Fabric: 100% cotton, pink & white stripe, with a moire weave. 100% linen for bodice lining. 100% silk taffeta for sleeve linings.

Measurements: *I cut the pattern size 14-16, but in my opinion this pattern runs small and fell several inches below the pattern's stated size of a 40-42" chest.

Chest: 37-39"
Waist: 32-34"
Hip: Free
Hem: 39" at front
Bicep: 13.5" max
Back Width: 14" (adjustable)



Construction
Except for long internal seams such as those on the skirts, the gown is almost entirely hand stitched. All visible stitching has been done by hand, including all the decorative trim work on the sleeves and stomacher. The folded robbing are stitching down by hand below the waist, and both the gown and petticoat are hemmed by hand. 


The stomacher is interfaced with a double layer of linen and three boning channels. The back is lined in the same stripe cotton as the rest of the gown. The front of the stomacher is trimmed, by hand, with swirls of 100% silk pink ruching and a narrow picot edge trim. The center of the silk bloom is filled with fresh water pearls (not plastic). The edges of the stomacher have short cotton tabs for pinning. 

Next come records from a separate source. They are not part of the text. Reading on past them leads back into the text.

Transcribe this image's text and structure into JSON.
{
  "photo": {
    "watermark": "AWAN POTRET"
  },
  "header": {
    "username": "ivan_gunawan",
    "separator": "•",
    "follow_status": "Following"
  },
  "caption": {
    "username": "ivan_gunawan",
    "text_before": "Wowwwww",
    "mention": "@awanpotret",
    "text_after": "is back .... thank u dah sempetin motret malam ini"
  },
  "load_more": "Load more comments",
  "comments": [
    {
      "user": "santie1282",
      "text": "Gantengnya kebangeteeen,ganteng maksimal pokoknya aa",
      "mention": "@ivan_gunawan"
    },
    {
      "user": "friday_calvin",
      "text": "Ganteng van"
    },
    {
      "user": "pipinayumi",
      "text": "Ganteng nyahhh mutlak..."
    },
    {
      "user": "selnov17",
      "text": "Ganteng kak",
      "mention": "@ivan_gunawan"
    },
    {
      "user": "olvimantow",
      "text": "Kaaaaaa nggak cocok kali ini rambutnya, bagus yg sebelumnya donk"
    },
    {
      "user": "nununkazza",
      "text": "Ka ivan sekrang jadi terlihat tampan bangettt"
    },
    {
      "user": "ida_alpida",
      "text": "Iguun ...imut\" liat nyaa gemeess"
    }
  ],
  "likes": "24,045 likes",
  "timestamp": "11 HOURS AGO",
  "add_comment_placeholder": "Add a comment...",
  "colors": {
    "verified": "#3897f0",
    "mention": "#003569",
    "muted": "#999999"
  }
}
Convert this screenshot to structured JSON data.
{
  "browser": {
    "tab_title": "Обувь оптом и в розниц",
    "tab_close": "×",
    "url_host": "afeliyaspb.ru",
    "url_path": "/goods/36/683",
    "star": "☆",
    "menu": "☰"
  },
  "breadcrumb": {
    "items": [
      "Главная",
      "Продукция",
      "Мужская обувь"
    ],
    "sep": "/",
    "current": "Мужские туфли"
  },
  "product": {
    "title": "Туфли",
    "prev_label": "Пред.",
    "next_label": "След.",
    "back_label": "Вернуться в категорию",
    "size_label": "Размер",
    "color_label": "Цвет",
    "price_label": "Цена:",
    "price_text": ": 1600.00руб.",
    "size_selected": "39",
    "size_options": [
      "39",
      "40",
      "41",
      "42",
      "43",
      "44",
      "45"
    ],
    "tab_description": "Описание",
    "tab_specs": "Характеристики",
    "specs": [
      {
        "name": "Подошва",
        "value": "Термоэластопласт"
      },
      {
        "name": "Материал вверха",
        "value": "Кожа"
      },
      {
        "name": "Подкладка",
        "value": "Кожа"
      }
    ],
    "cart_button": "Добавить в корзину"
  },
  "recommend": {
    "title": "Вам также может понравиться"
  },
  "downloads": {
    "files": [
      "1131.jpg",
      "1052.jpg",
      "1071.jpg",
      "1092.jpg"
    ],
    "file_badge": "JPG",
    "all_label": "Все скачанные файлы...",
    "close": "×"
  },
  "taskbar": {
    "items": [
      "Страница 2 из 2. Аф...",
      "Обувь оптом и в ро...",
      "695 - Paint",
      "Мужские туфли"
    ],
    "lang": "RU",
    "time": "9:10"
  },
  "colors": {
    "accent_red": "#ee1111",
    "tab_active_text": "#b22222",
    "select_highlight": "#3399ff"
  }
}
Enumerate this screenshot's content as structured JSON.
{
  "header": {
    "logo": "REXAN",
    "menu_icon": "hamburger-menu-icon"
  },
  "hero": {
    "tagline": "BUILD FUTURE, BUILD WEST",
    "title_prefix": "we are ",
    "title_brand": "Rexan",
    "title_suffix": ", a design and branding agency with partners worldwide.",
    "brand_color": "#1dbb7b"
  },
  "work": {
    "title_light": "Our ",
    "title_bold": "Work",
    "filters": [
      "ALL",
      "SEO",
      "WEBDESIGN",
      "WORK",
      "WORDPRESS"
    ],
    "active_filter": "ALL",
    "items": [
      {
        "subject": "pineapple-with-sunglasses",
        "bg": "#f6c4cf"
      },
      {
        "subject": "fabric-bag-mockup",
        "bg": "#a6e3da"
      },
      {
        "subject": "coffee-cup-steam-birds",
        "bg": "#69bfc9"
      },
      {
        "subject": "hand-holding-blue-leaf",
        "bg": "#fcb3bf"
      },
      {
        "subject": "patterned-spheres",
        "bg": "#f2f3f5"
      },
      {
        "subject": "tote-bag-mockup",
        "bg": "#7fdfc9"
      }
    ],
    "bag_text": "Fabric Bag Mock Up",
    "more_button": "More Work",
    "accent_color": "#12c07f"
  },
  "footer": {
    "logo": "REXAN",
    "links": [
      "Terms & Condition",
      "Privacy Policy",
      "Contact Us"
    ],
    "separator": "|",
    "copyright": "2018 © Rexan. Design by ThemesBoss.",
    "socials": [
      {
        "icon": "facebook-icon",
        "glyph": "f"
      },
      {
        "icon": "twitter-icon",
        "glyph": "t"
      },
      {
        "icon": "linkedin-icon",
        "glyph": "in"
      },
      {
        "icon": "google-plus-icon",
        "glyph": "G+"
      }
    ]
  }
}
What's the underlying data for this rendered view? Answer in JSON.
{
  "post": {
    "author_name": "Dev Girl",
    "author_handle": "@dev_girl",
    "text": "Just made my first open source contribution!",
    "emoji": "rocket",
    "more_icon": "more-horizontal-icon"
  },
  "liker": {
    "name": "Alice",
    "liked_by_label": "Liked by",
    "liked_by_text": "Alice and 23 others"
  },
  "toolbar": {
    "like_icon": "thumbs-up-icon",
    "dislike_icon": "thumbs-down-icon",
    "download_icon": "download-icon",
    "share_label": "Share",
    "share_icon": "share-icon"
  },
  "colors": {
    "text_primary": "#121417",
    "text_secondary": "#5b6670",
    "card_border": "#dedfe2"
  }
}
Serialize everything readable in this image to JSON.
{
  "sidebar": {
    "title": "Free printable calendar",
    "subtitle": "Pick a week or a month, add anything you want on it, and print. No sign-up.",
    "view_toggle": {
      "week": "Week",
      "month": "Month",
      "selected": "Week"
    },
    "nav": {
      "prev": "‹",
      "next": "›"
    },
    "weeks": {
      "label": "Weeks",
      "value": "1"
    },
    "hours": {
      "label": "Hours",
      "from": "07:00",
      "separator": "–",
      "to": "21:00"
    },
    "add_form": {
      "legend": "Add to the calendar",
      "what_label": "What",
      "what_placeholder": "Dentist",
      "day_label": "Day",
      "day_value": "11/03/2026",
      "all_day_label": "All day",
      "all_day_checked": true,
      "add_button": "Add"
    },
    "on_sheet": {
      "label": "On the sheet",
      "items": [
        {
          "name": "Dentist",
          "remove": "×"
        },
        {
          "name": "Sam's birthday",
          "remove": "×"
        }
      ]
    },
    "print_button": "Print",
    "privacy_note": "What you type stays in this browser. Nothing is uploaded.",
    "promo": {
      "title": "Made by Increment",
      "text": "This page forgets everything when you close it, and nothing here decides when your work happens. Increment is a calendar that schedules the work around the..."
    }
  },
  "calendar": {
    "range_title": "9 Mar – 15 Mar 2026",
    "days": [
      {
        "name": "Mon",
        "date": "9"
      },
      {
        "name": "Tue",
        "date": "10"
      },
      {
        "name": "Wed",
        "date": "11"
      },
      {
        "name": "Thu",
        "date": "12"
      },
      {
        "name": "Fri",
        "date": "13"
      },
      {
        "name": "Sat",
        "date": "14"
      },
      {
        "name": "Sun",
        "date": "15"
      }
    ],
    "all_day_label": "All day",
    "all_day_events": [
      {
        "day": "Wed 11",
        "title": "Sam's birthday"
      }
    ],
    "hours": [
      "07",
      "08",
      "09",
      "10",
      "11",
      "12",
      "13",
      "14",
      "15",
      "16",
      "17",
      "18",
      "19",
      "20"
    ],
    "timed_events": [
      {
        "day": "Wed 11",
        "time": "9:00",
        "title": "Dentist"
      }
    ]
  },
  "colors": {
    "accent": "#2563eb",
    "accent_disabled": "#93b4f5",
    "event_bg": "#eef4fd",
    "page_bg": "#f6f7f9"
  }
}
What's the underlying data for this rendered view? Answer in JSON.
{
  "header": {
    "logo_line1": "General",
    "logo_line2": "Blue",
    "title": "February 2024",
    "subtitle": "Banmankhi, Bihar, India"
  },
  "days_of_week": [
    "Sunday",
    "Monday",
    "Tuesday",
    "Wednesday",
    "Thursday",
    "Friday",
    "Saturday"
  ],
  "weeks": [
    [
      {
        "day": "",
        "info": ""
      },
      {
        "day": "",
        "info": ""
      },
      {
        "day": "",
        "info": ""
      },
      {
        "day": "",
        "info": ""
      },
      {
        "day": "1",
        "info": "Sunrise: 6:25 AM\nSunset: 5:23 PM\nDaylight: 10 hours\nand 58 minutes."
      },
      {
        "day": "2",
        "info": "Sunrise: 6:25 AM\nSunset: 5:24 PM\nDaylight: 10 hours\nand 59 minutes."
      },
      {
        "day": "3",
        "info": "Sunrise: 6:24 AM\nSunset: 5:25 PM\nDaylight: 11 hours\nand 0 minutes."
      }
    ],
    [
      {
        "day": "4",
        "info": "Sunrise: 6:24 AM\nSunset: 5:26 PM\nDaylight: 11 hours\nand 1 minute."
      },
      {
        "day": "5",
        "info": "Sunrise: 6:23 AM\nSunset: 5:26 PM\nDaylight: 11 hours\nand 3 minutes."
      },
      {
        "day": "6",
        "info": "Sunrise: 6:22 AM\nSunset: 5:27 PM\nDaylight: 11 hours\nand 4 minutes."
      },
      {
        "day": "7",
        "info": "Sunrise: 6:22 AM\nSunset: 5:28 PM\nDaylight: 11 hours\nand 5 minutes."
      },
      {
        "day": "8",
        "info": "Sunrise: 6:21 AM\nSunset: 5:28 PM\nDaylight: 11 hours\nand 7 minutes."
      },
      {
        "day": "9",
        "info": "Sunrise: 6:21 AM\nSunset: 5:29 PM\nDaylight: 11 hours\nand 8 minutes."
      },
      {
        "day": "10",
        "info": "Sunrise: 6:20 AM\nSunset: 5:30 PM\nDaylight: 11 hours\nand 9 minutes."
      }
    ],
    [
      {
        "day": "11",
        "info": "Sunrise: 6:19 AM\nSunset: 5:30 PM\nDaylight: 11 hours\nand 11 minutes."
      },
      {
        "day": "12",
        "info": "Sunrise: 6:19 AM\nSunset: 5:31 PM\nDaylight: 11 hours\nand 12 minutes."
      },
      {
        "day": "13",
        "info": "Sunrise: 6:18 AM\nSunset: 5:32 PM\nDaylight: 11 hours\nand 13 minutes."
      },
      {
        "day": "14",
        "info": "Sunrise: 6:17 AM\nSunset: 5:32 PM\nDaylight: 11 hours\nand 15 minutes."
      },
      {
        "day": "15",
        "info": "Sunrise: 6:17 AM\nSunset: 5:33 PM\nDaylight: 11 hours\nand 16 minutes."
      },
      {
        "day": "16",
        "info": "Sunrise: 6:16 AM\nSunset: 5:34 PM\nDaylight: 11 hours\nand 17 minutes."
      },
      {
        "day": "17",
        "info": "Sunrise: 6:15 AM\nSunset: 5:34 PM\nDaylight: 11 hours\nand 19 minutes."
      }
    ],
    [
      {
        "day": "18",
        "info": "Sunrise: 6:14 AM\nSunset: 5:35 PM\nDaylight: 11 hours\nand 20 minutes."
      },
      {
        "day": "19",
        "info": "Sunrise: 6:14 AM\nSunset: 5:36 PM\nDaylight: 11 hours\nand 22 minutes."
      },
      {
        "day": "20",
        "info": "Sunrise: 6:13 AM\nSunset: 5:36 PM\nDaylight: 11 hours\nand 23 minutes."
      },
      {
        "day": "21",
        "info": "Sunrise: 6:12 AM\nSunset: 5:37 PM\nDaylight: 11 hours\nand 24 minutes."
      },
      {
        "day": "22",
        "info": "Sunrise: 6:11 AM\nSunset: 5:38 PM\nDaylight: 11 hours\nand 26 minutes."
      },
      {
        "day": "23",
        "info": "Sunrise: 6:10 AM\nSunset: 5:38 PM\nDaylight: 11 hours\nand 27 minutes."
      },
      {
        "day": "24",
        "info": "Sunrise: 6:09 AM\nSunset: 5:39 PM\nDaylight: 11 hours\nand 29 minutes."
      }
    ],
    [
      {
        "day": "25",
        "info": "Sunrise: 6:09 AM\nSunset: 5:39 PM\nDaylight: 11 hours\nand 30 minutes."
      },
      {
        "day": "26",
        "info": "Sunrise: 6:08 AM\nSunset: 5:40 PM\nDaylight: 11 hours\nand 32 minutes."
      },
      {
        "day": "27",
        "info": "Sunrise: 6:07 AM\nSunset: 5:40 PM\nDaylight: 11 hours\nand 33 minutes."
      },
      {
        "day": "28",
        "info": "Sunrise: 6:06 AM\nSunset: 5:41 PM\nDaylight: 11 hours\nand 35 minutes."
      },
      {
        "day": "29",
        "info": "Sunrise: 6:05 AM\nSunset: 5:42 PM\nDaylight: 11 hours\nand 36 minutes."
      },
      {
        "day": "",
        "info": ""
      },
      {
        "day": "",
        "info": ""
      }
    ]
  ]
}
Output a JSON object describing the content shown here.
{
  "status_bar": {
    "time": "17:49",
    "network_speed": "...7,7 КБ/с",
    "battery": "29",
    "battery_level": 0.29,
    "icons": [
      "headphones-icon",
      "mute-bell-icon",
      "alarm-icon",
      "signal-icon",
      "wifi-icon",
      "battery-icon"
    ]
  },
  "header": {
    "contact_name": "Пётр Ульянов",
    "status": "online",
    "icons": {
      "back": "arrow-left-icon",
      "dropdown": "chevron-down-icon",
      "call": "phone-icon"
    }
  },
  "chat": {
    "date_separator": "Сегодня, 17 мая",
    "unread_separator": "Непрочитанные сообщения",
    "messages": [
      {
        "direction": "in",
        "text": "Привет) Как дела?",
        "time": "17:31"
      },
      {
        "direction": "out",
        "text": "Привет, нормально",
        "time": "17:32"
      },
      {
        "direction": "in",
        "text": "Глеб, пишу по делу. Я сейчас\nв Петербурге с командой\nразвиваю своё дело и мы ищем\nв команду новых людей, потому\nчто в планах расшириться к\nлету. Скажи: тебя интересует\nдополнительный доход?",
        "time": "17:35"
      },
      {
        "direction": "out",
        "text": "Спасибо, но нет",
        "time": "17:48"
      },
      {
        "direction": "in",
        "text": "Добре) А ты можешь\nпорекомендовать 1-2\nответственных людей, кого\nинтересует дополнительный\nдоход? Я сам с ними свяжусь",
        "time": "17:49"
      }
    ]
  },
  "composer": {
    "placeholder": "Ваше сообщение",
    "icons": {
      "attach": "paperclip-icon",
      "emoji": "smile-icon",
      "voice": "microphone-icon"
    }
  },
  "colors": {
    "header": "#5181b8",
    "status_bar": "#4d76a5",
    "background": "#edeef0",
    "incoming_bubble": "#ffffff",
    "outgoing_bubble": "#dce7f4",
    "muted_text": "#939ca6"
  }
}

The sleeves are single piece with a double layer flounces at the cuff. A white cotton batiste under-flounce is also stitching in. The edges on all the flounces are trimmed or rolled by hand. The sleeves are fully lined in 100% silk taffeta, white. 

The method used to set in the sleeves is not modern, but an 18th century method by which the top portion of the sleeve is sandwiched between the lining and dress and then edge stitched in place through all layers. This method allows the top shoulder of the sleeves to fit smooth without the "fold" of an inner seam moving back and forth. 



Below you can see the process, all pieces pinned for hand stitching. 

The lining is 100% linen and includes a spiral laced front portion and a boned back portion is six sets of ties to adjust fit. The ties face the outside and are accessible from underneath the back of the Watteau pleats (this is something you would definitely need help with when doing your initial fitting. Once you have the back ties where you like them, there should be no need to adjust them between wearings).


Below you can see the sleeve inside, with the edges blanket stitched by hand and the top portion of the lining folded down and whipstitched to the sleeve lining. This is typical of the period. 


Below is the inside lining, showing the cotton tape fixed to the side pleats. This tape is tied around the waist at front to further help secure the heavy gown against the body. Specifically to keep the side pleats flush against the body. 


FINISHED
*some of the photos came out overexposed and I can't seem to 
work the setting magic on my camera to fix it.